Mon travail de maîtrise vise à classifier de manière significative différents phénotypes de la levure Saccaromyces cerevisiae via l’analyse de plusieurs critères morphologiques de souches exprimant des GTPases mutées et natives. Notre approche à base de microscopie et d’analyses bioinformatique des images DIC (microscopie d’interférence différentielle de contraste) permet de distinguer les phénotypes propres aux cellules natives et aux mutants. L’emploi de cette méthode a permis une détection automatisée et une caractérisation des phénotypes mutants associés à la sur-expression de GTPases constitutivement actives. Les mutants de GTPases constitutivement actifs Cdc42 Q61L, Rho5 Q91H, Ras1 Q68L et Rsr1 G12V ont été analysés avec succès.

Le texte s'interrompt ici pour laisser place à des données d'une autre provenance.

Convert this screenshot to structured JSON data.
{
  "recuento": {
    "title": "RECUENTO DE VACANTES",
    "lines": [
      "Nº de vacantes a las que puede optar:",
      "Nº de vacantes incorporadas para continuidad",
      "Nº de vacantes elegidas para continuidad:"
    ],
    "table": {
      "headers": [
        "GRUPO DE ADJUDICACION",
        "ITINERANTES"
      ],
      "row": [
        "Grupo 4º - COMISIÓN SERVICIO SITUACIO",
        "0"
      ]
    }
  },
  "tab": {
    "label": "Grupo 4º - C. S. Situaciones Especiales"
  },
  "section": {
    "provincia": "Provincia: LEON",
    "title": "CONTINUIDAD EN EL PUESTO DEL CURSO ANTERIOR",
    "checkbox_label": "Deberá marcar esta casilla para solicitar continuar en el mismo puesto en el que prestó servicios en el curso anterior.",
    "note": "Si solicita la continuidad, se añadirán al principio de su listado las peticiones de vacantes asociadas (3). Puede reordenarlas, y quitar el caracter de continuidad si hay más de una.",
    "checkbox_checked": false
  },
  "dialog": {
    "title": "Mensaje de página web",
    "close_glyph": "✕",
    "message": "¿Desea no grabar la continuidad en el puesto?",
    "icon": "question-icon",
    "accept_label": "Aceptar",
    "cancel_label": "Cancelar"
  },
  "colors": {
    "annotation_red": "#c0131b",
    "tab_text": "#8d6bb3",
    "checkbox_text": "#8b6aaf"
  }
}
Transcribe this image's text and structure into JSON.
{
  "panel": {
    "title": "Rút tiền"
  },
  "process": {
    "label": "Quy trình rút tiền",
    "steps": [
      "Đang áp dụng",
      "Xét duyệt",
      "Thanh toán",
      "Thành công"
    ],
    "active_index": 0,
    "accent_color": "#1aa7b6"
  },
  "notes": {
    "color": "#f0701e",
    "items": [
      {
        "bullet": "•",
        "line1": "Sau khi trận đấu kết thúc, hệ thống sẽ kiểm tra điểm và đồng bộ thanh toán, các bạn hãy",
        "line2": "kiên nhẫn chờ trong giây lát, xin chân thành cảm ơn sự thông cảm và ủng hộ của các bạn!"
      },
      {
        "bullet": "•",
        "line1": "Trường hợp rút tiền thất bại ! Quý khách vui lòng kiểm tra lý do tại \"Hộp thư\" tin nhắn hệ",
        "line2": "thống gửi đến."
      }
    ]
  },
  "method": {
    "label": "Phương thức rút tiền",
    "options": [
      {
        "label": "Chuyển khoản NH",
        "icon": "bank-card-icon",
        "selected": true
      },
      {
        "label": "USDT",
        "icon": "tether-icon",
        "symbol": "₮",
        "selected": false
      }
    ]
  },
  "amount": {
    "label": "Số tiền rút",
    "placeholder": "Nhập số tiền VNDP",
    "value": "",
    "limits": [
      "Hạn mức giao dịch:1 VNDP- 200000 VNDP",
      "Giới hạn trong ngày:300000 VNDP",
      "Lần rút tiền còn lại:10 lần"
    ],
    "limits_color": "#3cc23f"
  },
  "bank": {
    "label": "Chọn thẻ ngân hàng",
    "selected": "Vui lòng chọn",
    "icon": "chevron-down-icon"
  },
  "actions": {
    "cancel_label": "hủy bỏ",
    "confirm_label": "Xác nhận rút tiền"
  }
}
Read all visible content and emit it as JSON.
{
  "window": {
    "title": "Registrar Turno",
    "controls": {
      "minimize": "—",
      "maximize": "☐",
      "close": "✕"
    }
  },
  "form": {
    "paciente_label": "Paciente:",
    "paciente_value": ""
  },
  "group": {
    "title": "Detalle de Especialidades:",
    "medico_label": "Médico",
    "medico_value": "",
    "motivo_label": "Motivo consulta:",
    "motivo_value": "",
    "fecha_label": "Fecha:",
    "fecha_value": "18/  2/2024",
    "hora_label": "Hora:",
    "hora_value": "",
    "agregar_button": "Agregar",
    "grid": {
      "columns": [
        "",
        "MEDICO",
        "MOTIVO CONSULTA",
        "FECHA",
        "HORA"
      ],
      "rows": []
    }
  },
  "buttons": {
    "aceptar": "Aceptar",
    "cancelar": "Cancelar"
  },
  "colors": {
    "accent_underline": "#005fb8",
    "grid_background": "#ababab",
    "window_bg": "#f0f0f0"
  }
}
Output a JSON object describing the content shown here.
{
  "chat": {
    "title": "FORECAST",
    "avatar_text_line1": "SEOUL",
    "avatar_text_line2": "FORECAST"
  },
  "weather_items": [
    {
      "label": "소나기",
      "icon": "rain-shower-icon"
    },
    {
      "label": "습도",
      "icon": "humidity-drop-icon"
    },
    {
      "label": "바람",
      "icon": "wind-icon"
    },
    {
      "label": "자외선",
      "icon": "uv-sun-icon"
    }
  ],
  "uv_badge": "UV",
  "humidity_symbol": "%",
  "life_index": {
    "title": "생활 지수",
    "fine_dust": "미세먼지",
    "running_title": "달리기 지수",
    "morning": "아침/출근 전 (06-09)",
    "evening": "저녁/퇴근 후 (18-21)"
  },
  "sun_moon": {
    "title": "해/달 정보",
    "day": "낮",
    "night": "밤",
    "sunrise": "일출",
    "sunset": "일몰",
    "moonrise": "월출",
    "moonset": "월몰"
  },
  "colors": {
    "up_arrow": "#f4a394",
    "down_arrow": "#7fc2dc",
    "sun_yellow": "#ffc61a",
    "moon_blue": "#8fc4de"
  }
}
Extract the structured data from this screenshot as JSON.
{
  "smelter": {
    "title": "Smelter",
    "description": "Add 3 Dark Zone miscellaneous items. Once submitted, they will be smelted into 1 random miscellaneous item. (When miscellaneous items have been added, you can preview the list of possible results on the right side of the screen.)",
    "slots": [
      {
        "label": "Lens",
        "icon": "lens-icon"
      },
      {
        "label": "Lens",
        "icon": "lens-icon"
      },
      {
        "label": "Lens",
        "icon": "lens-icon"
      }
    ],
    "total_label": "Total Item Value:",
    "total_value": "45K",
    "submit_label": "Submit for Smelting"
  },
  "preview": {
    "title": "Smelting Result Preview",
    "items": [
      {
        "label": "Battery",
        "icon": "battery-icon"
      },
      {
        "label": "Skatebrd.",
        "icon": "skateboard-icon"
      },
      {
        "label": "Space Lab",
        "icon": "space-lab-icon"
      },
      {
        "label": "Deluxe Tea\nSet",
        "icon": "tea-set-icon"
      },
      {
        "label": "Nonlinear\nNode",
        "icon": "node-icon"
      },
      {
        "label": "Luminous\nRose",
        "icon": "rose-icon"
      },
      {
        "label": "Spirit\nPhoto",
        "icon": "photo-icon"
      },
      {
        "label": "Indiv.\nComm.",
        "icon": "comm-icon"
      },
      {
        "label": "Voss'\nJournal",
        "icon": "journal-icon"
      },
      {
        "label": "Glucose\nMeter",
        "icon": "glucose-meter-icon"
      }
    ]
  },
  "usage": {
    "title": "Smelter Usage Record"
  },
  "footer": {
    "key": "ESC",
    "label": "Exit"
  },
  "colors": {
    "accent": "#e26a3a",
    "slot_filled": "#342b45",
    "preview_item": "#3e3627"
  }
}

En effet, l’implémentation de différents algorithmes de partitionnement, permet d’analyser des données qui combinent les mesures morphologiques de population native et mutantes. Nos résultats démontrent que l’algorithme Fuzzy C-Means performe un partitionnement efficace des cellules natives ou mutantes, où les différents types de cellules sont classifiés en fonction de plusieurs facteurs de formes cellulaires obtenus à partir des images DIC. Cette analyse démontre que les mutations Cdc42 Q61L, Rho5 Q91H, Ras1 Q68L et Rsr1 G12V induisent respectivement des phénotypes amorphe, allongé, rond et large qui sont représentés par des vecteurs de facteurs de forme distincts. Ces distinctions sont observées avec différentes proportions (morphologie mutante / morphologie native) dans les populations de mutants.
Le développement de nouvelles méthodes automatisées d’analyse morphologique des cellules natives et mutantes s’avère extrêmement utile pour l’étude de la famille des GTPases ainsi que des résidus spécifiques qui dictent leurs fonctions et réseau d’interaction. Nous pouvons maintenant envisager de produire des mutants de GTPases qui inversent leur fonction en ciblant des résidus divergents. La substitution fonctionnelle est ensuite détectée au niveau morphologique grâce à notre nouvelle stratégie quantitative. Ce type d’analyse peut également être transposé à d’autres familles de protéines et contribuer de manière significative au domaine de la biologie évolutive. / Evolution is a gradual process that gives rise to changes in the form of mutations that are reflected at the protein level. We propose that evolution of new pathways occurs by switching binding partners, hence creating new functions. The different functions encountered in a given family of related proteins have emerged from a common ancestor that has been duplicated and mutated to become implicated in new interactions and to gain new functions. In this study, we will use native and constitutive active mutant variants of the Ras-like family of small GTPases as working model, to explore such gene duplications, followed by neo / sub-functionalization. The reason for choosing this family resides in the fact that it is a defined set of proteins with well known functions that are mediated through multiple protein-protein interactions.
The aim of this master is to perform a classification of budding yeast phenotypes using different approaches in order to statistically determine at which level of the population these constitutively active mutations are capable to affect cell morphology. Working with a subset of the Ras-like small GTPases family, we recently developed an approach to catalogue and classify these proteins based on multiple physical and chemical criteria. Using microscopic and bioinformatics methods, we characterized phenotypes associated with over-expression of the native small GTPases of the budding yeast Saccharomyces cerevisiae, showing that an established classification is not very clear.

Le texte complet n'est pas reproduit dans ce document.